Monday, October 24, 2011

How to efficiently store data in hive/ Store and retrieve compressed data in hive

Hive is a data warehousing tool built on top of hadoop. The data corresponding to hive tables are stored as delimited files in hdfs. Since it is used for data warehousing, the data for production system hive tables would definitely be at least in terms of hundreds of gigs. Now naturally the question arises, how efficiently we can store this data, definitely it has to be compressed. Now a few more questions arise, how can store compressed data in hive? How can we process and retrieve compressed data in hive using hive QL.
                Now let’s look into these, it is fairly simple if you know hive. Before you use hive you need to enable a few parameters for dealing with compressed tables. It is the same compression enablers when you play around with map reduce along with a few of hive parameters.

·         hive.exec.compress.output=true
·         mapred.output.compress=true
·         mapred.output.compression.codec=com.hadoop.compression.lzo.LzopCodec

Here I have used LZO as my compression in hdfs, hence using the LzopCodec. Beyond setting this you don’t need to do anything else, use the hive QLs normally as you do with uncompressed data. I have tried out the same successfully with Dynamic Partitions, Buckets etc, It works like any normal hive operations.
               The input data for me from conventional sources were normal text, this raw data was loaded into a staging table. From the staging table with some hive QL the cleansed data was loaded into actual hive tables . The staging table gets flushed every time the data is loaded into target hive table.
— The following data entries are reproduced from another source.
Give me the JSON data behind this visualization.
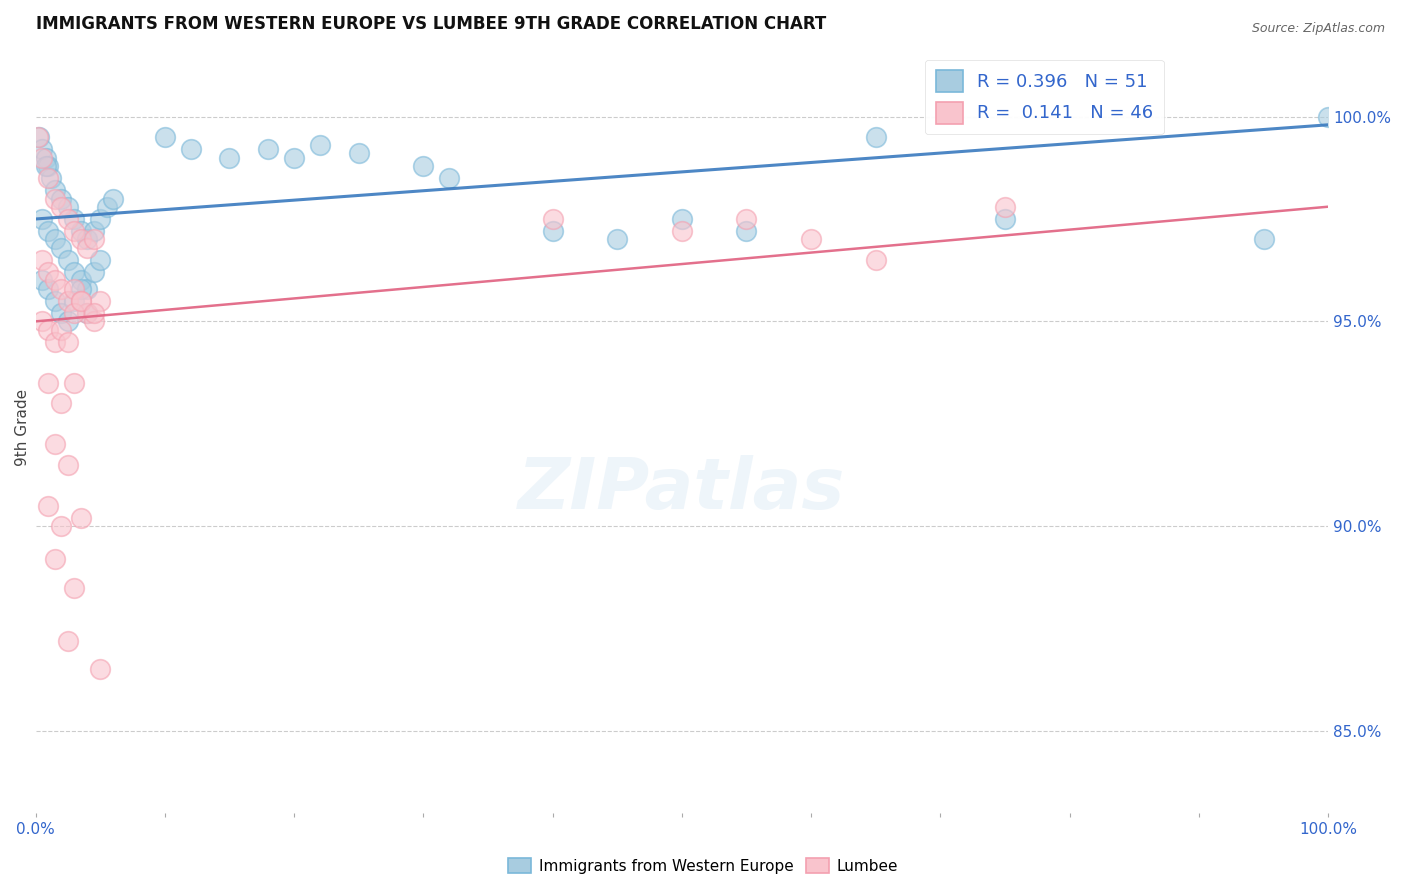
{
  "title": "IMMIGRANTS FROM WESTERN EUROPE VS LUMBEE 9TH GRADE CORRELATION CHART",
  "source": "Source: ZipAtlas.com",
  "ylabel": "9th Grade",
  "right_yticks": [
    100.0,
    95.0,
    90.0,
    85.0
  ],
  "legend_blue_R": "R = 0.396",
  "legend_blue_N": "N = 51",
  "legend_pink_R": "R =  0.141",
  "legend_pink_N": "N = 46",
  "blue_color": "#7ab8d9",
  "pink_color": "#f4a0b0",
  "blue_color_face": "#a8cce0",
  "pink_color_face": "#f9c4cd",
  "blue_line_color": "#3a7abf",
  "pink_line_color": "#e06080",
  "blue_scatter": [
    [
      0.3,
      99.5
    ],
    [
      0.5,
      99.2
    ],
    [
      0.8,
      99.0
    ],
    [
      1.0,
      98.8
    ],
    [
      1.2,
      98.5
    ],
    [
      1.5,
      98.2
    ],
    [
      2.0,
      98.0
    ],
    [
      2.5,
      97.8
    ],
    [
      3.0,
      97.5
    ],
    [
      3.5,
      97.2
    ],
    [
      4.0,
      97.0
    ],
    [
      4.5,
      97.2
    ],
    [
      5.0,
      97.5
    ],
    [
      5.5,
      97.8
    ],
    [
      6.0,
      98.0
    ],
    [
      0.5,
      97.5
    ],
    [
      1.0,
      97.2
    ],
    [
      1.5,
      97.0
    ],
    [
      2.0,
      96.8
    ],
    [
      2.5,
      96.5
    ],
    [
      3.0,
      96.2
    ],
    [
      3.5,
      96.0
    ],
    [
      4.0,
      95.8
    ],
    [
      4.5,
      96.2
    ],
    [
      5.0,
      96.5
    ],
    [
      0.5,
      96.0
    ],
    [
      1.0,
      95.8
    ],
    [
      1.5,
      95.5
    ],
    [
      2.0,
      95.2
    ],
    [
      2.5,
      95.0
    ],
    [
      3.0,
      95.5
    ],
    [
      3.5,
      95.8
    ],
    [
      4.0,
      95.2
    ],
    [
      0.8,
      98.8
    ],
    [
      10.0,
      99.5
    ],
    [
      12.0,
      99.2
    ],
    [
      15.0,
      99.0
    ],
    [
      18.0,
      99.2
    ],
    [
      20.0,
      99.0
    ],
    [
      22.0,
      99.3
    ],
    [
      25.0,
      99.1
    ],
    [
      30.0,
      98.8
    ],
    [
      32.0,
      98.5
    ],
    [
      40.0,
      97.2
    ],
    [
      45.0,
      97.0
    ],
    [
      50.0,
      97.5
    ],
    [
      55.0,
      97.2
    ],
    [
      65.0,
      99.5
    ],
    [
      75.0,
      97.5
    ],
    [
      95.0,
      97.0
    ],
    [
      100.0,
      100.0
    ]
  ],
  "pink_scatter": [
    [
      0.2,
      99.5
    ],
    [
      0.5,
      99.0
    ],
    [
      1.0,
      98.5
    ],
    [
      1.5,
      98.0
    ],
    [
      2.0,
      97.8
    ],
    [
      2.5,
      97.5
    ],
    [
      3.0,
      97.2
    ],
    [
      3.5,
      97.0
    ],
    [
      4.0,
      96.8
    ],
    [
      4.5,
      97.0
    ],
    [
      0.5,
      96.5
    ],
    [
      1.0,
      96.2
    ],
    [
      1.5,
      96.0
    ],
    [
      2.0,
      95.8
    ],
    [
      2.5,
      95.5
    ],
    [
      3.0,
      95.8
    ],
    [
      3.5,
      95.5
    ],
    [
      4.0,
      95.2
    ],
    [
      4.5,
      95.0
    ],
    [
      5.0,
      95.5
    ],
    [
      0.5,
      95.0
    ],
    [
      1.0,
      94.8
    ],
    [
      1.5,
      94.5
    ],
    [
      2.0,
      94.8
    ],
    [
      2.5,
      94.5
    ],
    [
      3.0,
      95.2
    ],
    [
      3.5,
      95.5
    ],
    [
      4.5,
      95.2
    ],
    [
      1.0,
      93.5
    ],
    [
      2.0,
      93.0
    ],
    [
      3.0,
      93.5
    ],
    [
      1.5,
      92.0
    ],
    [
      2.5,
      91.5
    ],
    [
      1.0,
      90.5
    ],
    [
      2.0,
      90.0
    ],
    [
      3.5,
      90.2
    ],
    [
      1.5,
      89.2
    ],
    [
      3.0,
      88.5
    ],
    [
      2.5,
      87.2
    ],
    [
      5.0,
      86.5
    ],
    [
      40.0,
      97.5
    ],
    [
      50.0,
      97.2
    ],
    [
      55.0,
      97.5
    ],
    [
      60.0,
      97.0
    ],
    [
      65.0,
      96.5
    ],
    [
      75.0,
      97.8
    ]
  ],
  "blue_line_x": [
    0,
    100
  ],
  "blue_line_y": [
    97.5,
    99.8
  ],
  "pink_line_x": [
    0,
    100
  ],
  "pink_line_y": [
    95.0,
    97.8
  ],
  "xlim": [
    0,
    100
  ],
  "ylim": [
    83.0,
    101.8
  ],
  "watermark": "ZIPatlas",
  "background_color": "#ffffff",
  "grid_color": "#cccccc",
  "title_fontsize": 12,
  "source_fontsize": 9,
  "tick_fontsize": 11,
  "ylabel_fontsize": 11
}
  1. This was a sweet and simple introduction to compression in HIve. I suggest anyone who is contemplaing compression to read chapter 11 from book 'Hive Programming'. Link to the book :

  2. Hi,

    Nice introduction. I am in US, what is the best way to contact you?


  3. I appreciate you sharing this article. Really thank you! Much obliged.
    This is one awesome blog article. Much thanks again.

    sap online training
    software online training
    sap sd online training
    hadoop online training

  4. I really enjoy the blog.Much thanks again. Really Great.
    Very informative article post. Really looking forward to read more. Will read on…

    oracle online training
    sap fico online training
    dotnet online training

  5. This comment has been removed by the author.

  6. Great article. It helps to explain complicated things to people who are not competent and explicate why this is important.